いや、感心してる場合ではないか、ゴブリンが今にも襲ってきそうだ。とりあえずこの剣で切りつけてみる。
「えいっ」
一撃だった、剣の性能がいいのか、ゴブリンが弱すぎるのかわからないが、これなら問題なく生活できそうだな。流石にこいつの肉を食う気にはならないけど。
そして、ゴブリンを倒しながら進んでいくこと数十分、ようやく森から出ることができた。
目の前には広い草原と大きい壁のようなもの、よく見たら壁の奥に街が見えてきた。
そこそこ長かった、とりあえずあそこの街に向かおう、この森はまた後で来るとでもしよう。
とかまあウッキウキで街に向かっていったら看板が見えてきた。よくわからない文字で書いてあるからなんて読むのかはわからないが多分町の名前だろう。とりあえず近くにいた人にこの町の名前を聞いてみる。
「おーい!」
近くにいた大人の男性がこっちに気づいた、見た目は結構強そうだ、いかつい鎧もしている。ここが異世界って推測するなら冒険者かな?
そして、町の名前を聞いてみる。
「この町の名前はなんですか?」
すると男は首を傾げた、最初はこの男も町の名前がわからないのかと思ったがそうだったらわからないとでも返すはずだ。そして男はこういった。
「%!&<!$=@$!」
なんて言ってるのか全くわからなかった、流石になにか喋ってはいたが俺には解読できない。おそらく、異世界語だ。
いや、たしかにここは異世界だけどさ、だからって言語まで変えなくてもいいんじゃないかな?
俺の読んでた本だと大体は日本語で通じてたんだけど、それか通訳やら翻訳やらなんか不思議な力が働いてもいいんじゃないかな?

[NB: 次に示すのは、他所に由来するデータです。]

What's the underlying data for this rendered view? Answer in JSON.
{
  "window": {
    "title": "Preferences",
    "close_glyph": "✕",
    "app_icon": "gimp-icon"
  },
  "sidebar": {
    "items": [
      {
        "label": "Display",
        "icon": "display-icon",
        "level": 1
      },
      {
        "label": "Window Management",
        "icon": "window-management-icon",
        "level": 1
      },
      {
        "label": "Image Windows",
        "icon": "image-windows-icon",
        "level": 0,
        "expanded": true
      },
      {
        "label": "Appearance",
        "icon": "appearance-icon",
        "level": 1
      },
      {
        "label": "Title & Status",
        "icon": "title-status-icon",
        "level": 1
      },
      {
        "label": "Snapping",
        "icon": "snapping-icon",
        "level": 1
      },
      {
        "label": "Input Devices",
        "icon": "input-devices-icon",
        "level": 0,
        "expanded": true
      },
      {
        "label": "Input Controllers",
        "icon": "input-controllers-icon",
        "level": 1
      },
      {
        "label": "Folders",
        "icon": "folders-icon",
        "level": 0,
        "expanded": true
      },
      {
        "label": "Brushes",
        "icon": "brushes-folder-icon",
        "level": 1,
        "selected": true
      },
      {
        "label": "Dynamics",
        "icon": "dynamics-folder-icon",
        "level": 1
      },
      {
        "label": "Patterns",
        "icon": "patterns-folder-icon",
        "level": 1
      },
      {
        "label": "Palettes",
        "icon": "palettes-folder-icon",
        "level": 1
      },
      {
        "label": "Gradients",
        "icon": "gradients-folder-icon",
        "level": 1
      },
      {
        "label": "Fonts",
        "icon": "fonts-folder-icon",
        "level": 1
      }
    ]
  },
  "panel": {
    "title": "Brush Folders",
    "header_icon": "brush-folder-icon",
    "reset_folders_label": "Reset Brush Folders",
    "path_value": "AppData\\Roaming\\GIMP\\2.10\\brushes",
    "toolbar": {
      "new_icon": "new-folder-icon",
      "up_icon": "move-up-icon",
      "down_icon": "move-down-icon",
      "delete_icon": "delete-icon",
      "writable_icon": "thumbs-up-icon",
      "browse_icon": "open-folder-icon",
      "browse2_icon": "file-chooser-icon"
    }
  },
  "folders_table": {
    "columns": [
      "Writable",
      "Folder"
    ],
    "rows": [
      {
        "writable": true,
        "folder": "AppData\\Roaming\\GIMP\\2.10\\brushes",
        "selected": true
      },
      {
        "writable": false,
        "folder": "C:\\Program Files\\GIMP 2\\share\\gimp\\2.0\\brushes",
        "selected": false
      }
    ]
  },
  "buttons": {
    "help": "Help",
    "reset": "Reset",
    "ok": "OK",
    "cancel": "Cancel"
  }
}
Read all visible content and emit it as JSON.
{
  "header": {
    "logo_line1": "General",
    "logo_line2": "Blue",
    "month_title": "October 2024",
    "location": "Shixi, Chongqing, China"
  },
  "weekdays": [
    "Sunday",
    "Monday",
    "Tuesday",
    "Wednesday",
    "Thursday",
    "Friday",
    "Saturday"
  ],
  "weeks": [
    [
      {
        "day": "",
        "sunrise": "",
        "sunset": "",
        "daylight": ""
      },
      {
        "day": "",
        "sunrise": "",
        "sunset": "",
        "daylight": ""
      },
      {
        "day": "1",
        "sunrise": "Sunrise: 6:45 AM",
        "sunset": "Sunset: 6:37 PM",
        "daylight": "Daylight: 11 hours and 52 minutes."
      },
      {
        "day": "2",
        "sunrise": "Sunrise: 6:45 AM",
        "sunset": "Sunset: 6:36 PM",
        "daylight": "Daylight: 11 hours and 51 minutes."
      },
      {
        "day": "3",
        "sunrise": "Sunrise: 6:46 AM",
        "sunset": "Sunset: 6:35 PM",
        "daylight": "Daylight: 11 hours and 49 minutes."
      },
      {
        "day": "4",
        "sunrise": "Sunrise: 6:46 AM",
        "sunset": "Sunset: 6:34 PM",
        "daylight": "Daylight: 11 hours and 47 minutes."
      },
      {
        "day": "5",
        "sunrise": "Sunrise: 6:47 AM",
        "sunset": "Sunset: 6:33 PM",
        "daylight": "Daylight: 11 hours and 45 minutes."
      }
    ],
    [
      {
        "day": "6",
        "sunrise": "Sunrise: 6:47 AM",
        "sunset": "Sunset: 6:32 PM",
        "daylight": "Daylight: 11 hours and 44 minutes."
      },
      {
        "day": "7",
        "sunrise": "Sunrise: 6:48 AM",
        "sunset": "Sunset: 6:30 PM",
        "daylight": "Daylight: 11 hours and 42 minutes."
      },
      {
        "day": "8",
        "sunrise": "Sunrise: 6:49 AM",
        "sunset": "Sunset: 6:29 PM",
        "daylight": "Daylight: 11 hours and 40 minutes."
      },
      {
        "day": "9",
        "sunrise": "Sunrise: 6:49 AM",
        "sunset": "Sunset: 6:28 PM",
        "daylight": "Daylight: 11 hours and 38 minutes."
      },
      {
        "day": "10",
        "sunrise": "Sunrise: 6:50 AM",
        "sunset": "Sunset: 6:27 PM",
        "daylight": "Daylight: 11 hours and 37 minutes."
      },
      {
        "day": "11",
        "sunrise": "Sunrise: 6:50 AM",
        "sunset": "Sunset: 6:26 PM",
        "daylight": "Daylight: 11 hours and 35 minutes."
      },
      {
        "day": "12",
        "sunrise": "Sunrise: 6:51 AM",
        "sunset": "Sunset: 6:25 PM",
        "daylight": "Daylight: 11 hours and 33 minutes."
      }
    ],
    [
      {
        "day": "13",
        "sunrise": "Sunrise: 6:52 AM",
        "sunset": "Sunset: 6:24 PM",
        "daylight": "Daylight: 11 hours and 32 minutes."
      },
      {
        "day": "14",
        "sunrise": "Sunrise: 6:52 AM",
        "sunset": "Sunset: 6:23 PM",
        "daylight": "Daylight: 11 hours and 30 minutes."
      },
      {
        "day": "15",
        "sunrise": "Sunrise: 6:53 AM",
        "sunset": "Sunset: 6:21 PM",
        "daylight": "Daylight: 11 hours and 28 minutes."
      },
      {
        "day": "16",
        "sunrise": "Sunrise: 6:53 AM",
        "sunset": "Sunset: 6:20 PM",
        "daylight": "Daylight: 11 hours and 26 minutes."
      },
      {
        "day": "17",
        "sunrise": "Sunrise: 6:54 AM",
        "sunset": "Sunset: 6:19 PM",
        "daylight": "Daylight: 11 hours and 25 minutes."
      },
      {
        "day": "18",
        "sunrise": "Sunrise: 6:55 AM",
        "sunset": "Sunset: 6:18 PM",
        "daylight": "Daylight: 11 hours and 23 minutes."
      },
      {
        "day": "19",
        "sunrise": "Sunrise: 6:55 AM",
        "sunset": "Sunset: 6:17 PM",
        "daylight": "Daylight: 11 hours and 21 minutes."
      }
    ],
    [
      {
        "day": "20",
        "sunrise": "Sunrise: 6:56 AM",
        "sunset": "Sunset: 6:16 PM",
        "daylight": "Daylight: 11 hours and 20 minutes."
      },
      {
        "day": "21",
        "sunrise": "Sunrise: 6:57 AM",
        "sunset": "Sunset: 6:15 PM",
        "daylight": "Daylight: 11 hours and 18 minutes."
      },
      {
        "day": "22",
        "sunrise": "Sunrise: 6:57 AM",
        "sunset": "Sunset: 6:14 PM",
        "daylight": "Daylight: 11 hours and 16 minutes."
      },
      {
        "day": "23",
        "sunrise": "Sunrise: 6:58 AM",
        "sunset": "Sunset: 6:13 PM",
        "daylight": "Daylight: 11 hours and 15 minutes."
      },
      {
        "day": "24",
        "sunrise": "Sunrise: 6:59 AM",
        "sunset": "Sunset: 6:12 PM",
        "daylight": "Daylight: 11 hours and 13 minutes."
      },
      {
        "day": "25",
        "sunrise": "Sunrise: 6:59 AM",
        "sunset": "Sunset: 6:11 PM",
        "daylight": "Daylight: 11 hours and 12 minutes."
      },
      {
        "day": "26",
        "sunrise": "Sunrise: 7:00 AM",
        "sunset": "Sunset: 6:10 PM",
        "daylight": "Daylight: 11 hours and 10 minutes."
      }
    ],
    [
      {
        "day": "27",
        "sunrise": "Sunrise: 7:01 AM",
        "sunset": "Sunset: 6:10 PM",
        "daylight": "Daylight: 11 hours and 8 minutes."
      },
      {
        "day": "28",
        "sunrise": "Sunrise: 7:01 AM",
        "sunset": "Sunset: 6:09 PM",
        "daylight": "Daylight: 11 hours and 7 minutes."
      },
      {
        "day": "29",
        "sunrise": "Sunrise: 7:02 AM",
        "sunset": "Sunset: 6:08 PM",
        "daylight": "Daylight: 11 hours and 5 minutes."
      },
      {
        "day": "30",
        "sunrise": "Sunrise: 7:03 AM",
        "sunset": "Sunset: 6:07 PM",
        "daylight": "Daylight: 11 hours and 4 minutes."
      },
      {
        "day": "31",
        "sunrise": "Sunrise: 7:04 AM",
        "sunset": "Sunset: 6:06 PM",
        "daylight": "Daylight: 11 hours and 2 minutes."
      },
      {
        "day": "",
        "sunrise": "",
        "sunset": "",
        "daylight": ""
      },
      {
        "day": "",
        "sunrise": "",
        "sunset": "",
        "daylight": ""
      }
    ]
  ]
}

だけどそんなものは一切存在しない。そして俺の頭に浮かんだ一言。
それは、詰み。
あのままトラックにはねられて死ぬよりは良かったのかもしれない、ただ急に回りにモンスターがいる中、街にも言葉が通じる人がいないのだ。
例えるなら、英語わかんないのにアメリカに飛ばされた感じかな?
いや、こっちはもっとひどい。
アメリカでも多少は分かってくれる人がいるだろう。それに英語を知らないとはいってももはや日本に浸透した英語なんてものも存在するはずだ。
だが俺のいるこの世界にはそんなもの存在しない。どこの言葉かわからないから何を言えば伝わるのかわからない。それどころかあっちの言っている言葉もわからないので完全に手詰まりである。
ああ、憧れてた異世界だと言うのに。
俺の異世界生活は早々に詰んでしまったようです。